If I don't know ahead of time that the problem is infinite and unbounded (and how would I know that?), I don't know that strategy #2 won't answer it. Though of course, being smarter than I am and therefore having more useful insights is always helpful.
I'm just using a time-honored technique for simulating characters smarter than me: cheat like crazy. See also: Sherlock Holmes.
Oh, absolutely. I just meant that such understanding wouldn't look like #2.
Arguably, it's a special case of "what holds [list of 3,456,338 turtles] up?" Returning to the original question of which this is a metaphor, momentarily, the elephant would be roughly equivalent to the Big Bang.
Sherlock Holmes is a lousy simulation of a hyperintelligent theorist, FWIW. But OK, if you're just talking about fictional characters, then most of my objections are moot.
Agreed.
At the #2-level, it's not. But you're right that at the #3 level, it could easily be.
Incidentally, it's not a stack of 3,456,338 turtles, it's just a stack that bottoms out 3,456,338 turtles down from where I started.
Or something like that, yeah.
I think at this point the question in play is "What was the First Cause?", rather than "Why is there anything?", and the two are distinct for practical purposes. Bill Maher might get hung up on the second, but I'd be surprised if he got hung up on the first, given that it's such an old argument against naturalism.

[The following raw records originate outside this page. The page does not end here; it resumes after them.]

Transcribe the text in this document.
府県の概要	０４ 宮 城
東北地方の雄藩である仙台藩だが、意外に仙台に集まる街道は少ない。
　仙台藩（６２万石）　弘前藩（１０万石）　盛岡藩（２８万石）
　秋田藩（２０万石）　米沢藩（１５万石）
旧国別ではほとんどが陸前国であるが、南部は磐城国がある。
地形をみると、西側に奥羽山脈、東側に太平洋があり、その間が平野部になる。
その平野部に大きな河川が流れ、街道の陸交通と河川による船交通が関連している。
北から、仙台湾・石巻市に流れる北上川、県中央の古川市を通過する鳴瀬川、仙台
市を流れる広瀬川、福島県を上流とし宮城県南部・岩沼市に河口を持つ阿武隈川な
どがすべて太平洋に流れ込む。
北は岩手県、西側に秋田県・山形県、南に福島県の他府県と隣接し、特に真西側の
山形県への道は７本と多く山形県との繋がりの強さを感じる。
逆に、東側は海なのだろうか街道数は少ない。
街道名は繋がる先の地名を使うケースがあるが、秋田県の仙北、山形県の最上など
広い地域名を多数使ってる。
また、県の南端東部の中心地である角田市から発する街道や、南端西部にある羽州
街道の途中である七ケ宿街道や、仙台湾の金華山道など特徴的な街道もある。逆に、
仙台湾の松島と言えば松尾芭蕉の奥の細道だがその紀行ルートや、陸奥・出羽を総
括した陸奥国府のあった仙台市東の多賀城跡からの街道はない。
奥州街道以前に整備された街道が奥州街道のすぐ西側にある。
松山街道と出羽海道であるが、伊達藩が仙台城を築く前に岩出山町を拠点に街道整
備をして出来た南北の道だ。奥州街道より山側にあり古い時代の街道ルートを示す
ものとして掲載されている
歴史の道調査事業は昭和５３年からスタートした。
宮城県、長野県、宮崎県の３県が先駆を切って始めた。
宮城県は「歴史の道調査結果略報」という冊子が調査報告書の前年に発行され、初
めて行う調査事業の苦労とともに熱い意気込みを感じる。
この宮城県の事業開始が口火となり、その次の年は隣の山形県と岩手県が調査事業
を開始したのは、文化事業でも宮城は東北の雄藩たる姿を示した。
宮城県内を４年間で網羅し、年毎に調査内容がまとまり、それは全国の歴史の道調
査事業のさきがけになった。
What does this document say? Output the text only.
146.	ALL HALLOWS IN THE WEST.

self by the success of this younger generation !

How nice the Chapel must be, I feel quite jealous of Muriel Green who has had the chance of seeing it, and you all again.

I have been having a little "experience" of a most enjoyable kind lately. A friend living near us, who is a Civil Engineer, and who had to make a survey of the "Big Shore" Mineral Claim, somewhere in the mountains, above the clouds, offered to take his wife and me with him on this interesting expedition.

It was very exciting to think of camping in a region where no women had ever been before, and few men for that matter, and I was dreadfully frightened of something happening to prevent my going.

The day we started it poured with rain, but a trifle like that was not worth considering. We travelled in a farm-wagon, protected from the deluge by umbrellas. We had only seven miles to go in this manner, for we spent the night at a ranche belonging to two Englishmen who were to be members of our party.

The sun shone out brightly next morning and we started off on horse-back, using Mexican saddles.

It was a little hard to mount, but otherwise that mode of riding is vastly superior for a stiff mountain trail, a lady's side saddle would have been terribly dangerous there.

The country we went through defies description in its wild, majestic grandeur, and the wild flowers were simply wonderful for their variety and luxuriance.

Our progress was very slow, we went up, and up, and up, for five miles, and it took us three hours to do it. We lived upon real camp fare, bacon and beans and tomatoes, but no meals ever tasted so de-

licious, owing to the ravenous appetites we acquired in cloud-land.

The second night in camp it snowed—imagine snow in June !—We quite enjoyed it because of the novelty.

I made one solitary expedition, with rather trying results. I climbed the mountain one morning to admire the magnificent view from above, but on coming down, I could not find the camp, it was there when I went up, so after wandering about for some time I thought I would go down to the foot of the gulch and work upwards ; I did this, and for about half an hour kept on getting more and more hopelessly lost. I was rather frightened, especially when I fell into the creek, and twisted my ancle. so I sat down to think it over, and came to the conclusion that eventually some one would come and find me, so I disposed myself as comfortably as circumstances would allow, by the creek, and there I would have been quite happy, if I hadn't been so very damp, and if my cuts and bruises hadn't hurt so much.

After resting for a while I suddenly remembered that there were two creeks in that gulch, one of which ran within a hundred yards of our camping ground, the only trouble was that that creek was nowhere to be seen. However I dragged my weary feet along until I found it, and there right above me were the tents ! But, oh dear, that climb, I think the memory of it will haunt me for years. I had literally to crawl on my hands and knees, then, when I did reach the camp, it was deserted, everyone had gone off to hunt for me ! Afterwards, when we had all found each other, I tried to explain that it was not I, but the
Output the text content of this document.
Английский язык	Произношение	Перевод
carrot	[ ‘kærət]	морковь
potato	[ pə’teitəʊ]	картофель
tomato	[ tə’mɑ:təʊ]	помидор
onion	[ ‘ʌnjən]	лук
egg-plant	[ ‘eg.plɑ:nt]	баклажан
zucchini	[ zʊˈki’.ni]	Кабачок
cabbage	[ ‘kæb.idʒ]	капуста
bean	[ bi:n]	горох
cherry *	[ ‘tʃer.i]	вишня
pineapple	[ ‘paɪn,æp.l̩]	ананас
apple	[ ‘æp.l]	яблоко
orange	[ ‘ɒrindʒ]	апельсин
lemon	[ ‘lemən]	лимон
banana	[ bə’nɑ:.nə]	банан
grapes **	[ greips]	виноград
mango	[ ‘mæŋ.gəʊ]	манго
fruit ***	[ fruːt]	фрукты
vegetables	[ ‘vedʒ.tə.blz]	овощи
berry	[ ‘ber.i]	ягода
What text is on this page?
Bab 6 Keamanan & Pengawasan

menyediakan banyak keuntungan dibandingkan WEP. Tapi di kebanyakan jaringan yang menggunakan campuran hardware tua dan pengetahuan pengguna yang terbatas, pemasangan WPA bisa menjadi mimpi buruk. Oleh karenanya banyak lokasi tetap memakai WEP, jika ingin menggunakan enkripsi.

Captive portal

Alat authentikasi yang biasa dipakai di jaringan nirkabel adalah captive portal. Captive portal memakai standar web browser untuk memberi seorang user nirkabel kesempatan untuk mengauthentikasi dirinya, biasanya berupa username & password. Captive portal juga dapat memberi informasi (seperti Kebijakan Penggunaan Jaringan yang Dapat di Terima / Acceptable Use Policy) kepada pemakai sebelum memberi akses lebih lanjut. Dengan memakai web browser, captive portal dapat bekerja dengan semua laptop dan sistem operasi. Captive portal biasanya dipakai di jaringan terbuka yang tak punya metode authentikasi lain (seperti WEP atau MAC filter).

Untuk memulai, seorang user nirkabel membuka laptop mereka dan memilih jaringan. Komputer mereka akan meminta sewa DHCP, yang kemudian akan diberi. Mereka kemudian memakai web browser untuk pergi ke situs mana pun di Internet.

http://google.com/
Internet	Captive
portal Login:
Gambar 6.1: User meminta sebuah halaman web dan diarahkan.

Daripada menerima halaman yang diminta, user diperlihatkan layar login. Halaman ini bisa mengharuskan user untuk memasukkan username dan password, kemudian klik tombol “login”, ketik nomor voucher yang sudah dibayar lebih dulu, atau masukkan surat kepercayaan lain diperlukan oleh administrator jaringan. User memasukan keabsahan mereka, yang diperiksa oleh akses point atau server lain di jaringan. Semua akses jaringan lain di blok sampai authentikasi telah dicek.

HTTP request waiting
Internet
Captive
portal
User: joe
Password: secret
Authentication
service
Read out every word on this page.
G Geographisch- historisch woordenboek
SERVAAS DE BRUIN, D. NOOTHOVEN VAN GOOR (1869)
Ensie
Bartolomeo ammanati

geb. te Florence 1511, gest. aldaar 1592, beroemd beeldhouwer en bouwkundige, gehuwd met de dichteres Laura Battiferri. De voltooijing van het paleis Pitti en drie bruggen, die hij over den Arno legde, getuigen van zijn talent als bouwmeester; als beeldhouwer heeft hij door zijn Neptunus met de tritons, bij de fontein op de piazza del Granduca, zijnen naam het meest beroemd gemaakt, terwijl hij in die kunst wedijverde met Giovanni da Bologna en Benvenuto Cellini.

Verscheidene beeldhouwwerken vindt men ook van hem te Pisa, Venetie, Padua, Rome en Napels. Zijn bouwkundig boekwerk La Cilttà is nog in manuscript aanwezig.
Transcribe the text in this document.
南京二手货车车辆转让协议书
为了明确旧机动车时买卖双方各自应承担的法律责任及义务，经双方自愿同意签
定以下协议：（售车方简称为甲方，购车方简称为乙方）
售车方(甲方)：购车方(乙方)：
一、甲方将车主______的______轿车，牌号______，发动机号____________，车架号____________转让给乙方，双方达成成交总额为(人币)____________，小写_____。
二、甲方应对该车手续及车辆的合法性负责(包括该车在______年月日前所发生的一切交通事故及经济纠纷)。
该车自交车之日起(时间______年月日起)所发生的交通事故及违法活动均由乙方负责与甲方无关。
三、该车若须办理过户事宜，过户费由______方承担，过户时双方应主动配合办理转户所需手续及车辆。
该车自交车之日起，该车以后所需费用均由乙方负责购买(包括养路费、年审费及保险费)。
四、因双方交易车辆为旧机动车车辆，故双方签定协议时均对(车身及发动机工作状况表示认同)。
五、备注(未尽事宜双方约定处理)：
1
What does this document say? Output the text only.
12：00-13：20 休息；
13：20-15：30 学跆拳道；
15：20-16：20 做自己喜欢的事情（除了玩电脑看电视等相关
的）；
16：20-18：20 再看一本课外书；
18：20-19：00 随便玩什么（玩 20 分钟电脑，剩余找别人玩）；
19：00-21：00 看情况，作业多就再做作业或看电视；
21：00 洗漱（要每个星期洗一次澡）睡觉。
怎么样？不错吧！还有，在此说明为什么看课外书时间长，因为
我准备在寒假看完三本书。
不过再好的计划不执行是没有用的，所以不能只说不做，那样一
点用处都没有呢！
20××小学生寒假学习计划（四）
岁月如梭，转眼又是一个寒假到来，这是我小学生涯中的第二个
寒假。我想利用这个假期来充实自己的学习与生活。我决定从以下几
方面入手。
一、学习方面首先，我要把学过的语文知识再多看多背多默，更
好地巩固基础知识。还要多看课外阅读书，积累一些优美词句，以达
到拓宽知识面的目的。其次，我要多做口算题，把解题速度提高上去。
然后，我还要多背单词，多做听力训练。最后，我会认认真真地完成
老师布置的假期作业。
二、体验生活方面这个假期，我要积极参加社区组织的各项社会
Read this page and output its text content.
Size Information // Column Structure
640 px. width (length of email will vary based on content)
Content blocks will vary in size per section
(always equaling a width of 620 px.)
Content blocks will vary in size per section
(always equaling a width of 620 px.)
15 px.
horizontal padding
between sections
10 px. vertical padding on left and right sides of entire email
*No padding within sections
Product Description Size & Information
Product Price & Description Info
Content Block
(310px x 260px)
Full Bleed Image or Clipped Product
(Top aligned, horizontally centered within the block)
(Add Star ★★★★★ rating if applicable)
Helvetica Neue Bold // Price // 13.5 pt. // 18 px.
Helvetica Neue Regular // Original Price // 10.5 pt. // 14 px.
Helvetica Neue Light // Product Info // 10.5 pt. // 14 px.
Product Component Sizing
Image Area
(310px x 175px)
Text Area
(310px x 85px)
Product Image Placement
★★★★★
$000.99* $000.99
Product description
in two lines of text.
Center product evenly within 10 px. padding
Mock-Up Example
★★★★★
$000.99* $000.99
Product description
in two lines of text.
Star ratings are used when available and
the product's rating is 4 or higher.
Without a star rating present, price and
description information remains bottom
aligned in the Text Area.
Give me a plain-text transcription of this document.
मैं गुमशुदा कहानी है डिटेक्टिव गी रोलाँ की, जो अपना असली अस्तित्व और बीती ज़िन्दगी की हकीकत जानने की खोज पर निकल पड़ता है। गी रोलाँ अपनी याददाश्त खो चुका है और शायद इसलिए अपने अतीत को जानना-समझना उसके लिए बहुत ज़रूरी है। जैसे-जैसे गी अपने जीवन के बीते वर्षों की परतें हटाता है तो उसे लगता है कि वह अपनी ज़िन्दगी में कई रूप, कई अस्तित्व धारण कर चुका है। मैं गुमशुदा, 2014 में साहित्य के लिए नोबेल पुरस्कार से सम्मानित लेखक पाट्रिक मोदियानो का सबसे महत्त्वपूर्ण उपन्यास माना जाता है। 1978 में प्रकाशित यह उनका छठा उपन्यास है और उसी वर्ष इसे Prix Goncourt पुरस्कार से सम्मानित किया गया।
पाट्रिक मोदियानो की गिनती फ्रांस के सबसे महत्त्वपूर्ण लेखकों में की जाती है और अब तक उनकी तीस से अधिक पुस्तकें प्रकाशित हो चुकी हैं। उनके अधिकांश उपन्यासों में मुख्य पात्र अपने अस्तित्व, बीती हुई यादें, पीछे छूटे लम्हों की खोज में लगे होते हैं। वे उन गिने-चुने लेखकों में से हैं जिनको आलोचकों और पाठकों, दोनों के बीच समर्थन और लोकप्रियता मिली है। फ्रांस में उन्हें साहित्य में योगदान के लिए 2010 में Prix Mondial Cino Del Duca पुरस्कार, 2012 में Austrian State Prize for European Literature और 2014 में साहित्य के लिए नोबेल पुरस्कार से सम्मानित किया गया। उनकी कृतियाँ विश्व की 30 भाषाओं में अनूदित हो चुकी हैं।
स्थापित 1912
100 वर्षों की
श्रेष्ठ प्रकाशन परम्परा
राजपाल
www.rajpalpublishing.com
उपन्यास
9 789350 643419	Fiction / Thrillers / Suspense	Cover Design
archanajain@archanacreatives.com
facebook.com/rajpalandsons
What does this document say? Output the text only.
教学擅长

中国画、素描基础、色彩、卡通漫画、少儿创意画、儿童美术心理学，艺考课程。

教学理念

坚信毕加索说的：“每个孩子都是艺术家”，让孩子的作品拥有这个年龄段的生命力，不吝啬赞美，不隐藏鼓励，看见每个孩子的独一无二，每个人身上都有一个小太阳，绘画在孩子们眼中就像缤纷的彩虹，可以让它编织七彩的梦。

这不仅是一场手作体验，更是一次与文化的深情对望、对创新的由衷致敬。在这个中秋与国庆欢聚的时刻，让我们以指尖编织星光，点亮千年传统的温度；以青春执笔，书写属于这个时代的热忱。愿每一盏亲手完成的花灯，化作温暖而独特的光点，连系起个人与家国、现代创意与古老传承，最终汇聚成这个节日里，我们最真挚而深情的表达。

What justifies my saying that we've ended up at the cosmological argument? I think it follows from accepting Maitzen's dissolution. There's a chain of turtles, and we'd like to explain the chain. Maitzen points out that instead of trying to explain the chain in itself, we need only explain each individual turtle. Once you or I accept Maitzen's argument we just have to explain the first turtle, because every subsequent turtle is explained by its predecessor. And asking "what explains the first turtle?" (with the implication that the first turtle, or whatever implicit zeroth turtle hides behind it, is supernatural) is pretty much the cosmological argument. Granted, Maitzen doesn't address that argument in his essay, but I don't see a problem with that; it's a separate argument IMO with its own well-known counterarguments.
http://xkcd.com/1155/ :-)
I spent an embarrassingly long time after that xkcd trying to devise "compact" directions to my house from various places.